The amorphous-crystalline transition in SiH nanoclusters

Silicon nanocrystals (NCs) have great potential for applications in optoelectronics, photovoltaics and biomedicine. The photo-physical characteristics of these particles strongly depend on whether they are crystalline or amorphous. This structural order is sensitive to the synthesis details. To understand the morphology of hydrogen-passivated silicon clusters and find how it depends on the passivation degree, we calculated the optimal structures of Si n H 2 m clusters with n ≤ 21 and 2 m ≤ 30. We found that as the hydrogen amount increases, clusters run through three structural types: (i) amorphous clusters with dangling bonds (DBs), (ii) amorphous clusters without DBs at intermediate passivation, and (iii) crystalline clusters. We describe a mechanism which removes dangling bonds in the amorphous clusters of the second type and shows its key importance for cluster structure formation.
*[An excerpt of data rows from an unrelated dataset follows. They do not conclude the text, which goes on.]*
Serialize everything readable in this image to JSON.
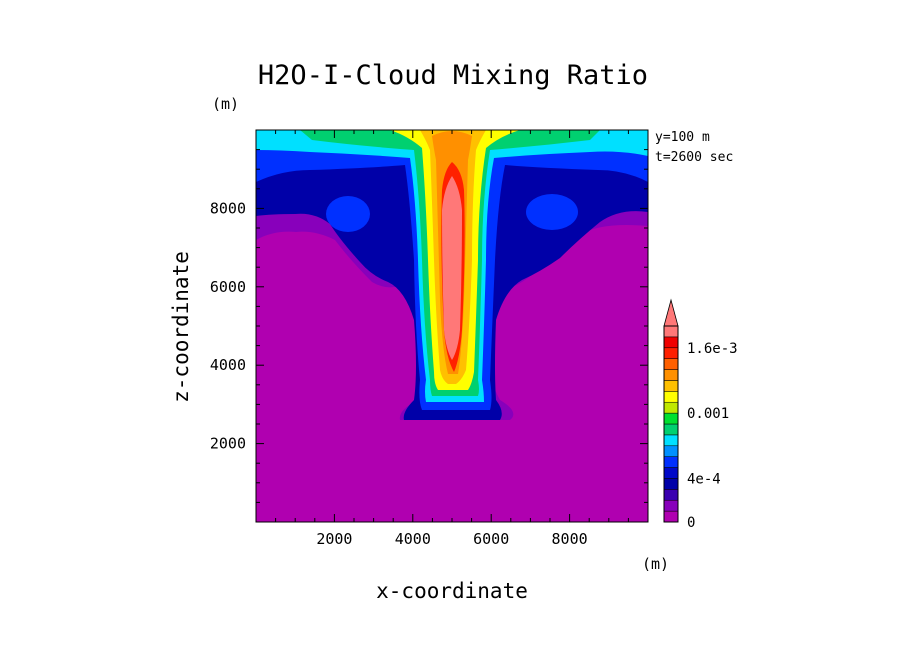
{
  "chart_data": {
    "type": "heatmap",
    "title": "H2O-I-Cloud Mixing Ratio",
    "xlabel": "x-coordinate",
    "ylabel": "z-coordinate",
    "x_unit": "(m)",
    "y_unit": "(m)",
    "info_lines": [
      "y=100 m",
      "t=2600 sec"
    ],
    "xlim": [
      0,
      10000
    ],
    "ylim": [
      0,
      10000
    ],
    "x_ticks": [
      2000,
      4000,
      6000,
      8000
    ],
    "x_tick_labels": [
      "2000",
      "4000",
      "6000",
      "8000"
    ],
    "y_ticks": [
      2000,
      4000,
      6000,
      8000
    ],
    "y_tick_labels": [
      "2000",
      "4000",
      "6000",
      "8000"
    ],
    "colorbar": {
      "levels": [
        0,
        0.0001,
        0.0002,
        0.0003,
        0.0004,
        0.0005,
        0.0006,
        0.0007,
        0.0008,
        0.0009,
        0.001,
        0.0011,
        0.0012,
        0.0013,
        0.0014,
        0.0015,
        0.0016,
        0.0017,
        0.0018
      ],
      "tick_labels": [
        {
          "value": 0,
          "label": "0"
        },
        {
          "value": 0.0004,
          "label": "4e-4"
        },
        {
          "value": 0.001,
          "label": "0.001"
        },
        {
          "value": 0.0016,
          "label": "1.6e-3"
        }
      ],
      "colors": [
        "#b000b0",
        "#8800bb",
        "#3a00b0",
        "#0000a8",
        "#0008c8",
        "#0030ff",
        "#0090ff",
        "#00e0ff",
        "#00d070",
        "#00e030",
        "#c0e800",
        "#ffff00",
        "#ffc000",
        "#ff9000",
        "#ff6000",
        "#ff2000",
        "#f00000",
        "#ff7878"
      ],
      "extend": "max"
    },
    "field_description_levels": "ice cloud mixing ratio, max ~1.8e-3 in central column near x=5000, z=4000-8700; anvil spreading near top z~9000-9750"
  }
}
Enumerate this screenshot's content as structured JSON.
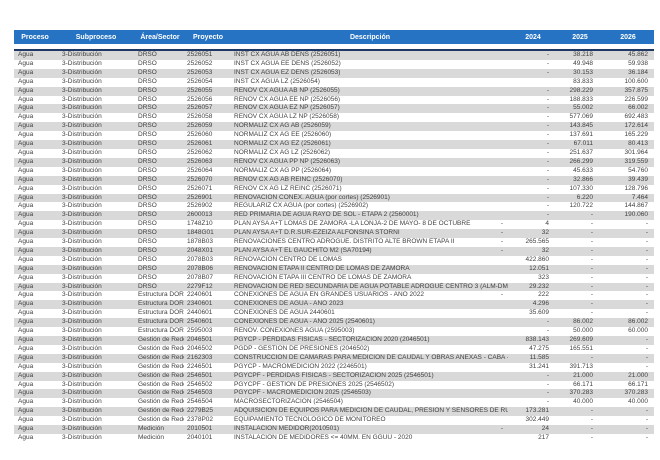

The crystalline lattice (diamond or lonsdaleite) is found to emerge when all broken bonds at the NC surface are passivated. We constructed the phase P - T diagram of Si-H clusters, compared it with the available experimental data and discussed the transfer of our results to large Si nanoparticles. Three structural forms of Si-H clusters were found: (1) amorphous clusters with dangling bonds (DB) (unstable), (2) amorphous clusters without DB and (3) the crystalline form. The P - T diagram of stable phases is shown.